Sicuramente è una grande soddisfazione vedere la dimensione che ha raggiunto la società e la rilevanza anche mediatica di questa ultima operazione. Siamo di fronte ad una delle poche operazioni fatte in Italia con dimensioni “americane”. Si, perché anche nel settore delle startup siamo affetti da nanismo industriale. Le nostre aziende innovatrici si trovano a competere con le omologhe americane, cinesi ma anche europee, con diponibilità finanziarie inferiori di ordini di grandezza.  Come nella migliore tradizione imprenditoriale italiana, le nostre start-up hanno ereditato la capacità di ottenere risultati analoghi spendendo molto meno, virtù quanto mai necessaria.

Incontrai Satispay nel 2014, e sembra quasi un’altra era tecnologica, l’idea suonava benissimo confortata dai primi risultati ottenuti a Cuneo ed in parte a Torino. Le remore erano però pesanti: si riuscirà a conquistare spazi in città dinamiche come Milano (dove ora va fortissimo) ed ancora, arriverà qualche gigante del web a fare terra bruciata? Come sempre, una parte rilevante del giudizio complessivo sta nella valutazione del team societario, ed in particolare della capacità di “execution”, di realizzare quanto progettato. Ebbi un’ottima impressione e fu così che investii. 

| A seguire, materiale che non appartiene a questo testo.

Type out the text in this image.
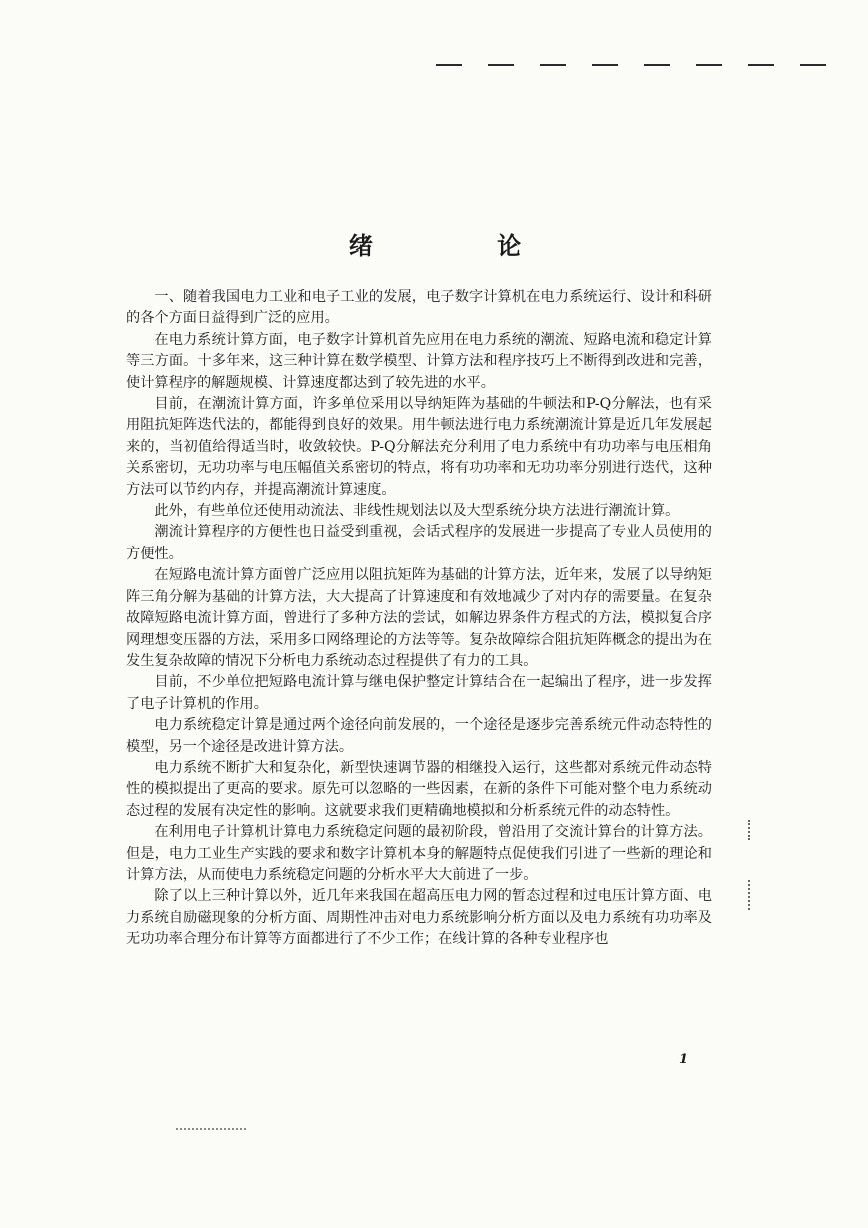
绪 论

一、随着我国电力工业和电子工业的发展，电子数字计算机在电力系统运行、设计和科研的各个方面日益得到广泛的应用。

在电力系统计算方面，电子数字计算机首先应用在电力系统的潮流、短路电流和稳定计算等三方面。十多年来，这三种计算在数学模型、计算方法和程序技巧上不断得到改进和完善，使计算程序的解题规模、计算速度都达到了较先进的水平。

目前，在潮流计算方面，许多单位采用以导纳矩阵为基础的牛顿法和P-Q分解法，也有采用阻抗矩阵迭代法的，都能得到良好的效果。用牛顿法进行电力系统潮流计算是近几年发展起来的，当初值给得适当时，收敛较快。P-Q分解法充分利用了电力系统中有功功率与电压相角关系密切，无功功率与电压幅值关系密切的特点，将有功功率和无功功率分别进行迭代，这种方法可以节约内存，并提高潮流计算速度。

此外，有些单位还使用动流法、非线性规划法以及大型系统分块方法进行潮流计算。

潮流计算程序的方便性也日益受到重视，会话式程序的发展进一步提高了专业人员使用的方便性。

在短路电流计算方面曾广泛应用以阻抗矩阵为基础的计算方法，近年来，发展了以导纳矩阵三角分解为基础的计算方法，大大提高了计算速度和有效地减少了对内存的需要量。在复杂故障短路电流计算方面，曾进行了多种方法的尝试，如解边界条件方程式的方法，模拟复合序网理想变压器的方法，采用多口网络理论的方法等等。复杂故障综合阻抗矩阵概念的提出为在发生复杂故障的情况下分析电力系统动态过程提供了有力的工具。

目前，不少单位把短路电流计算与继电保护整定计算结合在一起编出了程序，进一步发挥了电子计算机的作用。

电力系统稳定计算是通过两个途径向前发展的，一个途径是逐步完善系统元件动态特性的模型，另一个途径是改进计算方法。

电力系统不断扩大和复杂化，新型快速调节器的相继投入运行，这些都对系统元件动态特性的模拟提出了更高的要求。原先可以忽略的一些因素，在新的条件下可能对整个电力系统动态过程的发展有决定性的影响。这就要求我们更精确地模拟和分析系统元件的动态特性。

在利用电子计算机计算电力系统稳定问题的最初阶段，曾沿用了交流计算台的计算方法。但是，电力工业生产实践的要求和数字计算机本身的解题特点促使我们引进了一些新的理论和计算方法，从而使电力系统稳定问题的分析水平大大前进了一步。

除了以上三种计算以外，近几年来我国在超高压电力网的暂态过程和过电压计算方面、电力系统自励磁现象的分析方面、周期性冲击对电力系统影响分析方面以及电力系统有功功率及无功功率合理分布计算等方面都进行了不少工作；在线计算的各种专业程序也

1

Oggi possiamo affermare che Satispay vanta tre elementi di forza: è universale, funziona su ogni tipo di cellulare e con qualunque banca; funziona perfettamente ed è facile da usare – se fossi più giovane avrei detto “ha una user experience ottima”- , riduce il costo totale della transazione così da poter offrire tariffe competitive agli utenti business ed il servizio gratuito agli gli utenti privati.

Però siamo ancora in mezzo al guado. L’investimento si realizzerà solo attraverso la vendita dell’azienda – in ipotesi a qualche colosso del web o a un grande istituto bancario – oppure con la quotazione in borsa, rendendo le azioni negoziabili.  Quindi il cammino è ancora lungo, ma ho molta fiducia nel management che ha sempre raggiunto gli obiettivi dichiarati. Non è cosa da poco, è frutto di una grande visione e dedizione verso il progetto. Ma ricordiamo anche che è ampiamente dimostrato che non esiste il “too big to fail” per nessuno. Il quadro economico può cambiare repentinamente, ti adatti o muori. In questo caso ci sono le prerogative per realizzare un ritorno interessante sull’operazione, ma consideriamo che Il mio primo apporto in Satispay risale a 6 anni fa: come dicevamo, noi Angeli siamo “moneta paziente”.